The nonlinear vibrations in the beam-pedestrian system are stronger than in the initial phases and turn to approximate the linear ones in Figures 4 (a) to (c). The result is consistent with the corollary that short beam extension and pedestrian's approach to the end of the beams is in favor of enlarging the vibration in the beam-pedestrian system than in the beam-cart system. However, as is shown in Figures 4 (d) and (e), the telescopic mechanism vibrates more heavily in the beam-pedestrian system than in the beam-cart system in the whole process. This can be explained that the initial extension of the telescopic beam is quite small to have a significant influence on the nonlinear vibration during the simulation.

Figure 5 reveals that the nonlinear vibrational displacements in the beam-pedestrian system perform increasing fluctuations with the retraction of the telescopic beam and the motion of the pedestrian towards the beams end. The condition corresponding to Figure 6 can be regarded as a reversion to that in Figure 3. In Figures 6 (a) to (d), the fluctuations in the nonlinear vibrational displacements are more pronounced than the linear ones at the beginning; they grow similar to each other with the extension of the telescopic beam and the motion of the pedestrian towards the beams end. Figure 6 (e), in which the beam extension is rather small in the later phase, shows analogous rules to those in Figures 4 (d) and (e).

As is shown, merely three initial beam extensions in conditions V and VI (Figures 7 and 8) and four in condition VIII (Figure 10) are simulated to keep enough running time. Though the interaction between the pedestrian and the beam is more complicated when the pedestrian is on the telescopic beam than on the constant beam according to Eqs. (18) and (20), similar phenomena are obtained in the same directions of the telescopic beam and the pedestrian. That is, the fluctuations in the nonlinear vibrational displacements in Figs 7 to 10 show similar rules to those in Figures 3, 4 (a) to (c), 5 and 6 (a) to (e), respectively.

4 CONCLUSION

Nonlinear dynamic analysis of an axially moving telescopic mechanism for truss structure bridge inspection vehicle under pedestrian excitation is conducted. The nonlinear equations of motion for the beam-pedestrian system are established utilizing the Hamilton's principle.
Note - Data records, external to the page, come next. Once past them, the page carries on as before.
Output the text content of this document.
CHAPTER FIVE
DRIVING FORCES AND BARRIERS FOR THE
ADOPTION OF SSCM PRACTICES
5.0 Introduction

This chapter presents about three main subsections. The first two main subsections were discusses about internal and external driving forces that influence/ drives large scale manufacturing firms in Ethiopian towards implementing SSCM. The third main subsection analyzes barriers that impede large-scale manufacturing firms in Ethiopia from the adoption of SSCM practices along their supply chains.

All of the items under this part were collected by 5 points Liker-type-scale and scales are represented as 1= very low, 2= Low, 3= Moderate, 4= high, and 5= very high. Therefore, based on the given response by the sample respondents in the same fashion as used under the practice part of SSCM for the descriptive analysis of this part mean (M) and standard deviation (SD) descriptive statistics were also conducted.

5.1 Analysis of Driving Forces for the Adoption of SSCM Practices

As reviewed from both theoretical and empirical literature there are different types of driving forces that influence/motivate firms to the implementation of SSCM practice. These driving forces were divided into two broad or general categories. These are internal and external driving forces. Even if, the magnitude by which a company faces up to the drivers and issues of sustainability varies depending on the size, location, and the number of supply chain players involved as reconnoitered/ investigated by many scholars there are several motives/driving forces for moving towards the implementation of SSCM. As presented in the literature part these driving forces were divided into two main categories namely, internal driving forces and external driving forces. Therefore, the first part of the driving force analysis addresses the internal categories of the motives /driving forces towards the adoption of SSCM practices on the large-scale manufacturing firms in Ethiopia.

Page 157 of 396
Based on the nonlinear equations, the linear equations of motion for the beam-cart system are implemented. The solutions to the equations are acquired by applying the Galerkin's method, the Newmark-*β* method in conjunction with the Newton-Raphson interaction method.

Numerical examples are presented to illustrate the differences between the dynamic responses of the telescopic mechanism under pedestrian excitation and corresponding moving cart. The results are concluded as follows:

Compared with that in the beam-cart system, the displacement of the telescopic mechanism in the beam-pedestrian system is smaller especially when the pedestrian is close to the end of the beams.

The vibration of the telescopic mechanism in the beam-pedestrian system is significantly stronger than that in the beam-cart system when the beam extension is small or when the pedestrian is close to the end of the beams. Nevertheless, the vibrations in the two systems don't differ a lot when the telescopic beam is in large extension and the pedestrian is far away from the beams end.

As a consequence, it can be drawn that simplification of the pedestrian as moving cart may lead to inaccuracy in evaluating the dynamic behaviors of the system. The results can be theoretical support for correctly assessing the stability and further investigations into the telescopic mechanism under multiple pedestrians or more complicated conditions.